A book of this brilliance and complexity will undoubtedly raise
some concerns and questions among its readers. Foremost in the
mind of this reviewer is the fact that the title ("Towards
an Anthropology of Renaissance Italy") and the intent set
forth in the Introduction ("to delineate problems about
Renaissance history") are somewhat misleading. This is not a
book about Renaissance Italy per se. It is a really book about
Florence. Indeed, a cursory glance of the index reveals few
references to other Italian cities (Bologna has one reference;
Venice has none). Recent research is increasingly revealing how
atypical Florentine history was, relative to other Italian
city-states. As Kuehn himself observes, the mundualdus (the
subject of Chapter 9) was uniquely Florentine.
I also felt that the author tends to offer overly schematic
characterizations of the theoretical positions with which he
disagrees. For example, in the Introduction, Chapter 1, and
Chapter 2, Kuehn seems to generalize about legal anthropologists
and "the so-called critical legal studies" [movement]

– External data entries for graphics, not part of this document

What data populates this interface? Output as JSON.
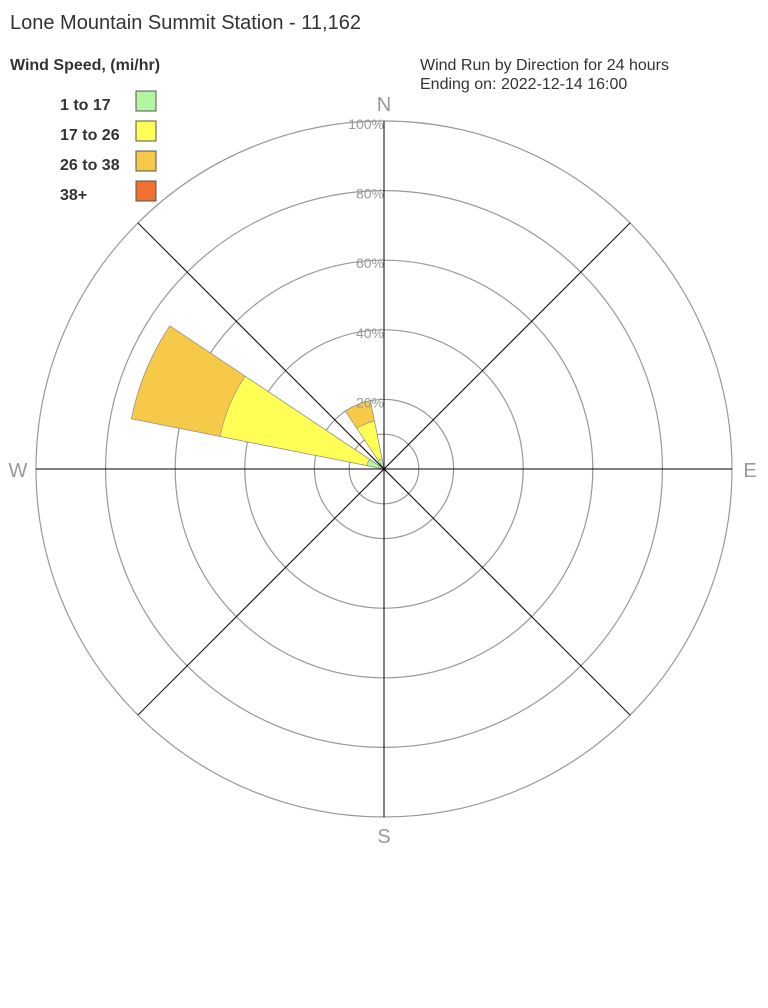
{
  "header": {
    "title": "Lone Mountain Summit Station - 11,162",
    "subtitle_line1": "Wind Run by Direction for 24 hours",
    "subtitle_line2": "Ending on: 2022-12-14 16:00"
  },
  "legend": {
    "heading": "Wind Speed, (mi/hr)",
    "placement": "top-left"
  },
  "chart_data": {
    "type": "wind-rose",
    "radial_axis": {
      "range": [
        0,
        100
      ],
      "ticks": [
        20,
        40,
        60,
        80,
        100
      ],
      "tick_labels": [
        "20%",
        "40%",
        "60%",
        "80%",
        "100%"
      ]
    },
    "directions": [
      "N",
      "E",
      "S",
      "W"
    ],
    "direction_angles": [
      0,
      90,
      180,
      270
    ],
    "sector_width_deg": 22.5,
    "bins": [
      {
        "label": "1 to 17",
        "color": "#b3f5a0"
      },
      {
        "label": "17 to 26",
        "color": "#ffff55"
      },
      {
        "label": "26 to 38",
        "color": "#f7c948"
      },
      {
        "label": "38+",
        "color": "#f07030"
      }
    ],
    "sectors": [
      {
        "direction": "NNW",
        "angle": 337.5,
        "cumulative": [
          3,
          14,
          20,
          20
        ]
      },
      {
        "direction": "NW",
        "angle": 315,
        "cumulative": [
          0,
          0,
          0,
          0
        ]
      },
      {
        "direction": "WNW",
        "angle": 292.5,
        "cumulative": [
          5,
          48,
          74,
          74
        ]
      },
      {
        "direction": "NNE",
        "angle": 22.5,
        "cumulative": [
          0,
          0,
          0,
          0
        ]
      }
    ],
    "grid": true
  }
}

(page 290, note 9) in ways that skim over the differences that
exist between members of those traditions. An appreciation of the
differences among anthropologists does, however, appear in the
extensive notes that accompany the text (for example: 271, note
35; 290, note 9). Kuehn's approach to disputes also apparently
makes him reluctant to use the word "politics" in his
vision of the role of law in Florentine society. However, in
virtually every essay, we read about how litigants used the law
to promote their interests and manage "strategic resources
and social order" (257). To this reviewer, this is just
another way of acknowledging the importance of politics in legal
disputes.
I also have some doubts regarding some of his conclusions about
kinship. If kinship is a "cultural construct" (155), a
"language" (155), "frought (sic) with
ambiguities" (page 7) and conflict (page 139), then there
seems to be little room for love and affection. Indeed, it seems
to this reader that the strong sense of family honor that Kuehn
underscores in these essays must stem at least in part from ties
of affection and sentiment that also linked families together.
Any concerns I may have are very minor. Thomas Kuehn has done a
valuable service to the scholarly community by publishing
together these ten excellent studies. We historians of late
medieval and early modern Italy who use legal sources will always
owe him a tremendous debt of gratitude, and we eagerly await the
publication of his forthcoming book on bastards.